Salicylate (NaSal)-induced decrease in glycine-activated membrane conductance was voltage-dependent. (A) Voltage-ramp protocol used to derive the current–voltage relationship. In this protocol, the first ramp occurred in the absence of drug and the second ramp in the presence of drug. Current–voltage relationship was derived by subtracting the current trace produced by the first ramp from that produced by the second ramp. (B) Example of derived current–voltage relationship for a neurone in the absence and presence of 1 mM salicylate. The relationship was corrected for junction potentials. The reversal potential in this example was −2.89 mV and −3.60 mV in the absence and the presence of 1 mM salicylate respectively. Inset shows the averaged reversal potentials (E_reversal) from five neurones. NS indicates no significant difference. (C) Summary data of glycine-activated membrane conductance in the presence of 1 mM salicylate at a negative (−60 mV) and a positive (+60 mV) holding potentials (n= 9). Note that salicylate decreased the conductance to a larger extent at the positive potentials than at the negative potentials. The conductance is normalized to the response in the absence of salicylate.

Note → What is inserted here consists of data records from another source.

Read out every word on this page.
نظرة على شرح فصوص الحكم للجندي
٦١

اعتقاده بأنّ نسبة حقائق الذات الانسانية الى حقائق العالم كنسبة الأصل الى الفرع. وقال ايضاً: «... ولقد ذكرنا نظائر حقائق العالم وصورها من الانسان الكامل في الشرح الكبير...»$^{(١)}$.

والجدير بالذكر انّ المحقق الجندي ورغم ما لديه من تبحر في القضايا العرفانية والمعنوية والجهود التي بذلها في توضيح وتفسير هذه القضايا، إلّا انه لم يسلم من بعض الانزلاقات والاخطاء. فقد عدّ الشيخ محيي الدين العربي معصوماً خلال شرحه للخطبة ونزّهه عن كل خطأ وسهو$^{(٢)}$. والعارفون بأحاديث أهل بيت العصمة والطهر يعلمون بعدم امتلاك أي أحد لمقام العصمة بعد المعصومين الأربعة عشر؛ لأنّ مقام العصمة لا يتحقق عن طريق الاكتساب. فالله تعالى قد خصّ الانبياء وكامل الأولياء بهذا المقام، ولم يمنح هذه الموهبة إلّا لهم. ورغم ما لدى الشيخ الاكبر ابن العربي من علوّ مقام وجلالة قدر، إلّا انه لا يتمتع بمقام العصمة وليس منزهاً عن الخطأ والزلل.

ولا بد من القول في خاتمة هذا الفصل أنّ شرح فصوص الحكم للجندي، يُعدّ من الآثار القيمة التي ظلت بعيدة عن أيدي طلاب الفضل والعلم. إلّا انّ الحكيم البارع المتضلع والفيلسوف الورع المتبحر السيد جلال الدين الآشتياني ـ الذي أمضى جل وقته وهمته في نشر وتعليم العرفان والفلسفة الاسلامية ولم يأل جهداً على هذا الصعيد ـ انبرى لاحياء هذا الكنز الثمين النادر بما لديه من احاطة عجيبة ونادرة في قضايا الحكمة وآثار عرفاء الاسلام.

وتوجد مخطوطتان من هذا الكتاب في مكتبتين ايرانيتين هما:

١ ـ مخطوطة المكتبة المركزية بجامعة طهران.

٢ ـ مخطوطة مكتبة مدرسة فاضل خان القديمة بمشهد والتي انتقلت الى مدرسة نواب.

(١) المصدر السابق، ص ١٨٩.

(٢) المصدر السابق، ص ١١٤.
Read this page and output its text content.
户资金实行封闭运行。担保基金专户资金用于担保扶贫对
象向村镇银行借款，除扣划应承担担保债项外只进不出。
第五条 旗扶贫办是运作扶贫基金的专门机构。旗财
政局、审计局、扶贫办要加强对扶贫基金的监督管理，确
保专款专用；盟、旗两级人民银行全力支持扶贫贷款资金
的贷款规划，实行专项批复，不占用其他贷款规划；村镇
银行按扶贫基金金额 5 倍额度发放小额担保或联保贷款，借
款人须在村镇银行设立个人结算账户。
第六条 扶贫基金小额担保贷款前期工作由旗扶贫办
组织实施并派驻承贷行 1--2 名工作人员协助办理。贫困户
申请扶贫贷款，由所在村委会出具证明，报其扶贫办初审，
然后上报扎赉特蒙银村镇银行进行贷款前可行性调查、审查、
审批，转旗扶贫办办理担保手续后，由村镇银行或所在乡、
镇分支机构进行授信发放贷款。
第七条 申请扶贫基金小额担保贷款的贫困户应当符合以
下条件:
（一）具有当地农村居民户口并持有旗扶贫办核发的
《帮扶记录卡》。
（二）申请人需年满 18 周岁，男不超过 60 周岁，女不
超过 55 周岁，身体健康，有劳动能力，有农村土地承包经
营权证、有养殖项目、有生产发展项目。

Vertical bars represent SEM. ** indicates P < 0.01.

Figure 5

Salicylate (NaSal) specifically inhibited the current mediated by glycine receptors containing α1-subunits expressed in HEK293T cells. (A) Sample traces of the current mediated by different recombinant glycine receptors in the absence and presence of 1 mM salicylate. (B) Summary data showing the effects of 1 mM salicylate on the I_Gly. Note that salicylate only inhibited the current mediated by recombinant α1- or α1β-glycine receptors. The I_Gly is normalized to the response in the absence of salicylate. Sample sizes are indicated in parentheses. Vertical bars represent SEM. NS indicates no significant difference. * indicates P < 0.05.

Figure 6

A single site mutation of isoleucine to valine at position 240 in the α1-subunit abolished action of salicylate on α1-glycine receptors expressed in HEK293T cells. (A) Aligned sequences showing that near the pore-forming region, the α1-subunit is different from the α2-/α3-subunit only in residues at positions 240 in TM1 and 254 in TM2. (B) Representative traces (left panel) and summary data (right panel) showing the effects of salicylate (1 and 10 mM) on the currents mediated by α1-glycine receptors of WT, by I240V α1-glycine receptors or by G254A α1-glycine receptors. Note that the mutation I240V, rather than the mutation G254A, abolished action of salicylate on α1-glycine receptors. * indicates P < 0.05 and ** indicates P < 0.01. (C) Representative traces (left panel) of the currents mediated by WT α1-glycine receptors and by I240V α1-glycine receptors. Summary data (right panel) for the concentration–response relationships of the currents mediated by WT ?α1-glycine receptors and by I240V α1-glycine receptors. Data are normalized to the maximal response. Note that the EC₅₀ values for mutant I240V α1-glycine receptors and for WT α1-glycine receptors were not significantly different (34.3 ± 5.5 µM vs. 30.0 ± 5.3 µM) (P > 0.05, one-way anova). Sample sizes are indicated in parentheses. TM1, first transmembrane segment; TM2, second transmembrane segment; WT, wild type.

Figure 7

A single site mutation of V247I in the α2-glycine receptors and V240I in α3-glycine receptors made the receptor become sensitive to salicylate. (A) Representative traces (left panel) and summary data (right panel) showing the effects of salicylate (1 and 10 mM) on the currents mediated by wild-type (WT) α2-glycine receptors and V247I α2-glycine receptors. (B) Representative traces (left panel) and summary data (right panel) showing the effects of salicylate (1 and 10 mM) on the currents mediated by WT α3-glycine receptors and V240I α3-glycine receptors. The current is induced by 100 µM glycine and normalized to the response in the absence of salicylate (dashed lines). Sample sizes are indicated in parentheses. Vertical bars represent SEM. ** indicates P < 0.01 and *** indicates P < 0.001.